How I program with agents

What counts as an “agent”? Naming and definitions

  • Many agree the article’s “agent = for-loop calling an LLM” is too reductive.
  • Several propose: an agent is an LLM plus other logic (tests, tools, overseers) that constrain and steer behavior.
  • Competing phrasings: “tools in a loop”, “LLM feedback loop systems”, “AI‑orchestrated workflows”.
  • Some defend “agent” as good branding, similar to “Retina Display”: not technically precise but easily understood; others dislike the hype and vagueness.

Architectures and feedback loops

  • Two main patterns described:
    • LLM at the top, calling tools (build, test, run) per instructions.
    • Deterministic system at the top, calling LLMs as subroutines.
  • Use of schemas and constrained decoding to map probabilistic output into structured tool calls; unstructured data (logs, stack traces) often fed back as plain text.
  • “Mediator” layers may be deterministic, another LLM, or even humans; area is “wild west” with no standard architecture yet.
  • Containers and isolated dev environments are seen as important for safely running agents in parallel.

Programming practice and enjoyment

  • Split attitudes:
    • Some fear losing the joy of solving problems and worry work becomes writing specs, prompts, and reviews.
    • Others say agents revived their enthusiasm by removing boilerplate, config, repetitive refactors, and test scaffolding, letting them focus on design and “fun parts”.
  • Analogies: power tools vs hand tools; forklifts vs gym weights; juniors you can summon on demand.
  • Concern that heavy reliance may atrophy code-writing skills and shift work toward continuous review of AI output.

Code review, safety, and security

  • Strong agreement that review is the bottleneck and already “half‑hearted” in many teams.
  • Several report security regressions from agent‑written code (old RCE patterns, injections) with developers over‑trusting “make it secure” prompts.
  • LLMs can convincingly justify wrong or unsafe designs, especially in security/crypto.
  • Use of LLMs as code reviewers today gets mixed reviews: can find some issues, but often noisy, nitpicky, and misses deeper problems; linters sometimes do better.

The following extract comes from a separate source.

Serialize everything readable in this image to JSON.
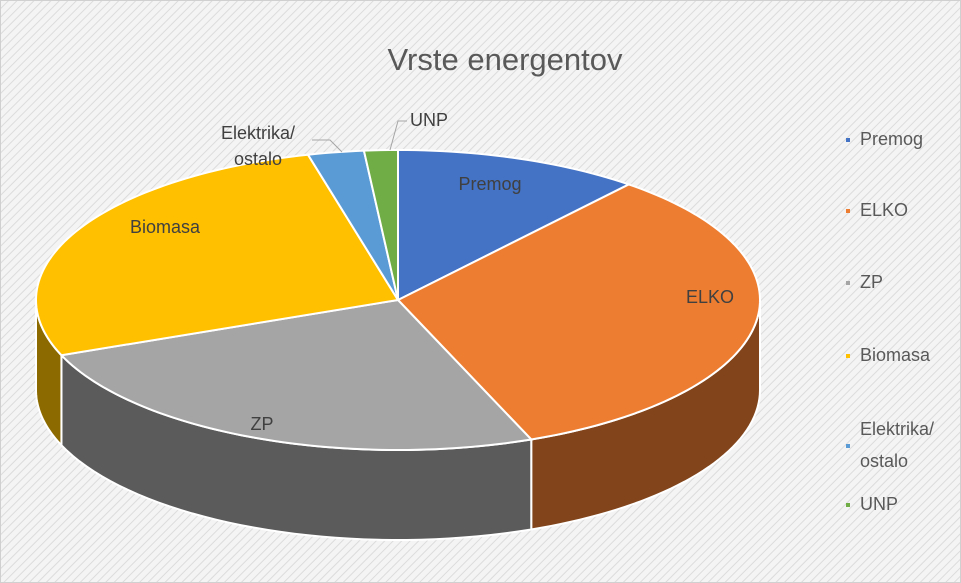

Use cases, benefits, and failure modes

  • Reported wins: repetitive or “formulaic” glue code, CLI/arg parsing, logging setup, multi-file edits, bindings/bridges, test generation, small scripts, planning large refactors, summarizing diffs, API usage reminders.
  • Failures: hallucinated APIs/endpoints, incorrect numerics or thermistor formulas, weak CSS, shallow or misleading tests, struggling with complex parsers unless heavily guided.
  • Many emphasize that agents are powerful accelerators if you already understand the domain and can verify outputs; dangerous crutches if you do not.